| Either here or on reddit I've seen plenty of people mention the option of working as a contractor as a viable option. I have been working as a developer for 12 years. For the first six years of my career I wrote C++ / Python for a finance-adjacent firm. The second half of my career has been the typical full-stack developer stuff. Django / Pyramid / SQLAlchemy backend and several different front-end frameworks like Vue and React. It's enough to say that I'm a generalist and a decent enough programmer. I'd love the ability to work a contract for 6 months to a year and then take a few months off between gigs. But when I search for contract opportunities they seem somewhat rare. Additionally, the contract gigs I find seem to be seeking people who would prefer full-time employment but would settle for the contract as a sort of 'probationary' measure. I never seem to find opportunities where it is seen by all parties as a temporary placement. Am I looking in the wrong place? Are there certain employment agencies that I am not aware of that have these in abundance? Am I lacking in experience? If so, what do I need to do?

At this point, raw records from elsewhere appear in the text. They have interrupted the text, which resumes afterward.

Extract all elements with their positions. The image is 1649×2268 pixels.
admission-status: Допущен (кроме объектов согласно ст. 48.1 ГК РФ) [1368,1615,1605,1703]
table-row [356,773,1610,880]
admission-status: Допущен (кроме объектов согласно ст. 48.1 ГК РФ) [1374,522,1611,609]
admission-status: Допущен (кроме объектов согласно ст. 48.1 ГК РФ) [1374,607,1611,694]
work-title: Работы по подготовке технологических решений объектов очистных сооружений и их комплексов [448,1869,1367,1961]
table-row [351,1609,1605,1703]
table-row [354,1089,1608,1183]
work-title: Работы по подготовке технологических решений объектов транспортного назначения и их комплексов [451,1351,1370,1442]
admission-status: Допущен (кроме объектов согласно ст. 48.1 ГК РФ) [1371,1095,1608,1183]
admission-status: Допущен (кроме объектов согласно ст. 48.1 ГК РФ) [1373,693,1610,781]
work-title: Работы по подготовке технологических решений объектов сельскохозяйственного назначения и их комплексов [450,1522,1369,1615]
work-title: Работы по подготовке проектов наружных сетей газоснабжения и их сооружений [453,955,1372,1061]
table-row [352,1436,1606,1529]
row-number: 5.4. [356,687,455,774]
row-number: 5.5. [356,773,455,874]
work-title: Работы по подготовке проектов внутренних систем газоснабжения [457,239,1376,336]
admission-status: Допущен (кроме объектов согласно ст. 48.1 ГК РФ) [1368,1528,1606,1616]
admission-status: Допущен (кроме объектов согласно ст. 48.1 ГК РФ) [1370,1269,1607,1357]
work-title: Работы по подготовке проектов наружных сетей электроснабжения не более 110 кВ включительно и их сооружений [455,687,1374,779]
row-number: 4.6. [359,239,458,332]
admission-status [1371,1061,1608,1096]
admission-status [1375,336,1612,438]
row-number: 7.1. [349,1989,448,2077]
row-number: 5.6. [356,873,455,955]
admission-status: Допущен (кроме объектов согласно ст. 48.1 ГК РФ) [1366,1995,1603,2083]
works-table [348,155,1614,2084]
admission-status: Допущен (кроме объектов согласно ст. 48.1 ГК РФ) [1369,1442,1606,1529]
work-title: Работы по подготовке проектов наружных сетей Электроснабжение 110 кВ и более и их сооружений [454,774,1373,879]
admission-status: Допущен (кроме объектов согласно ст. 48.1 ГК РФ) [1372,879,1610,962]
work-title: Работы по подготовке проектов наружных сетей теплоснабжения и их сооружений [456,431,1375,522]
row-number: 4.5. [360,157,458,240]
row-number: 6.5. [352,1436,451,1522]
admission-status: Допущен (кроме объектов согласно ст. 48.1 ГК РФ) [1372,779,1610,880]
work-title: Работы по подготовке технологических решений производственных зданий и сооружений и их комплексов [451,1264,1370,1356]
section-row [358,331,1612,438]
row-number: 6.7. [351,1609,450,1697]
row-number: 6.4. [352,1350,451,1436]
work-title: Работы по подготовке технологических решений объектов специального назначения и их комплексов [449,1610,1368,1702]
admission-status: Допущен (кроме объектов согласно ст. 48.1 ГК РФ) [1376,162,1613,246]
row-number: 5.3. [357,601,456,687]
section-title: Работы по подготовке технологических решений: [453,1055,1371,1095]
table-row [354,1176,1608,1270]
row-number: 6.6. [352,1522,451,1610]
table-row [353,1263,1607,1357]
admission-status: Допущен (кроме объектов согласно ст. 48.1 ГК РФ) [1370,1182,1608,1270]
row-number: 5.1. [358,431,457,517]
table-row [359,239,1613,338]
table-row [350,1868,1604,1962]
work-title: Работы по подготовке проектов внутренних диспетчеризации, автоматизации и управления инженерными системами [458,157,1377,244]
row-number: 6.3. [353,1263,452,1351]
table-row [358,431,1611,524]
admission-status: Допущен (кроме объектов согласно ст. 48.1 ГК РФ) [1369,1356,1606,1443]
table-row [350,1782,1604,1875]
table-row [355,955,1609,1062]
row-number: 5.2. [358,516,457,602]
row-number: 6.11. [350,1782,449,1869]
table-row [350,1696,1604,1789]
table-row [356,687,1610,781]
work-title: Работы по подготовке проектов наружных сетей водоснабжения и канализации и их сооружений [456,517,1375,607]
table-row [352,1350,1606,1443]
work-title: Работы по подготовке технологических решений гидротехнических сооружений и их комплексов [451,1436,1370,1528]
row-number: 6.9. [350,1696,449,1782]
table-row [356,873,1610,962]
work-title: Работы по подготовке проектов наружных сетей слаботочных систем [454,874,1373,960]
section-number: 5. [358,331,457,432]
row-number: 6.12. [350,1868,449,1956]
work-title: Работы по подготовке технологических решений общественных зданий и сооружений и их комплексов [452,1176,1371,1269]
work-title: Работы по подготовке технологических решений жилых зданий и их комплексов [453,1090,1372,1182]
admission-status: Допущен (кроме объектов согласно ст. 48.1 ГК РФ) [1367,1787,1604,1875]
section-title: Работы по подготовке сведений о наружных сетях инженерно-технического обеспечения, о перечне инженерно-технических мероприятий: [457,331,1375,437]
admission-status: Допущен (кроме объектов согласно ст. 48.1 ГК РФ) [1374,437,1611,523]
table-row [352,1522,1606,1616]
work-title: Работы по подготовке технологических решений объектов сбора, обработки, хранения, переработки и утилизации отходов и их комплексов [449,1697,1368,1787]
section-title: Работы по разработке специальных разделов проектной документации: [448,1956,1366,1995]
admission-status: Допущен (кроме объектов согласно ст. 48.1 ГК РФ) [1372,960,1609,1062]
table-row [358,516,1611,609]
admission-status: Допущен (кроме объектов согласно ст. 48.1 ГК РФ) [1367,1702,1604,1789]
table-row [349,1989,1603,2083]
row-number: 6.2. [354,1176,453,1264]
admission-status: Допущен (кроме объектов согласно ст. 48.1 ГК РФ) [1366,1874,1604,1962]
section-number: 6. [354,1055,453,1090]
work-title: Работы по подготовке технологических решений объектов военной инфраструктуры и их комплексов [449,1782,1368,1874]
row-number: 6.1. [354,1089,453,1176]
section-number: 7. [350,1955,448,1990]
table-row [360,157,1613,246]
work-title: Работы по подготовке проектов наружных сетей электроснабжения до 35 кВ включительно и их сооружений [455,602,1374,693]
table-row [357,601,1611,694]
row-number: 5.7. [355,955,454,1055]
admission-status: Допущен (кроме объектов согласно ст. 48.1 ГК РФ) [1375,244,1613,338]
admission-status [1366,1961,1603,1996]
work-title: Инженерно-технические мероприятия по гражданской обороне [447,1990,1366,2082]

I live in NYC. I would think that would be helpful but I'm not sure. |
They get all the development work, and then regular staff have to try to actually get things working, and maintain it, not knowing how or why it was built that way, but by then the contractor is off doing something else.
During the last failed project I was in the middle of, in 2003 (mostly as an observer, because I actually worked there), I was making around $42k/yr, and the guy in the next cubicle was making $200k.
He knew different things than I did, but I also knew different things than he did, so the difference in pay was because he was a contractor, and therefore considered to be valuable.
Whenever I got a chance to actually do something, my stuff would slip into production and actually work, silently and forever, so I never got to be a hero by coming in on weekends to perform miracle rescues when everything blew up. Because it didn't. One reason that I was never considered to be an asset.
Anyhow, there's government all over. Exactly every town has it, every county, and every state, and there are lots of companies already set up to feed on it, and usually always looking for bodies to throw at it. You can find a niche.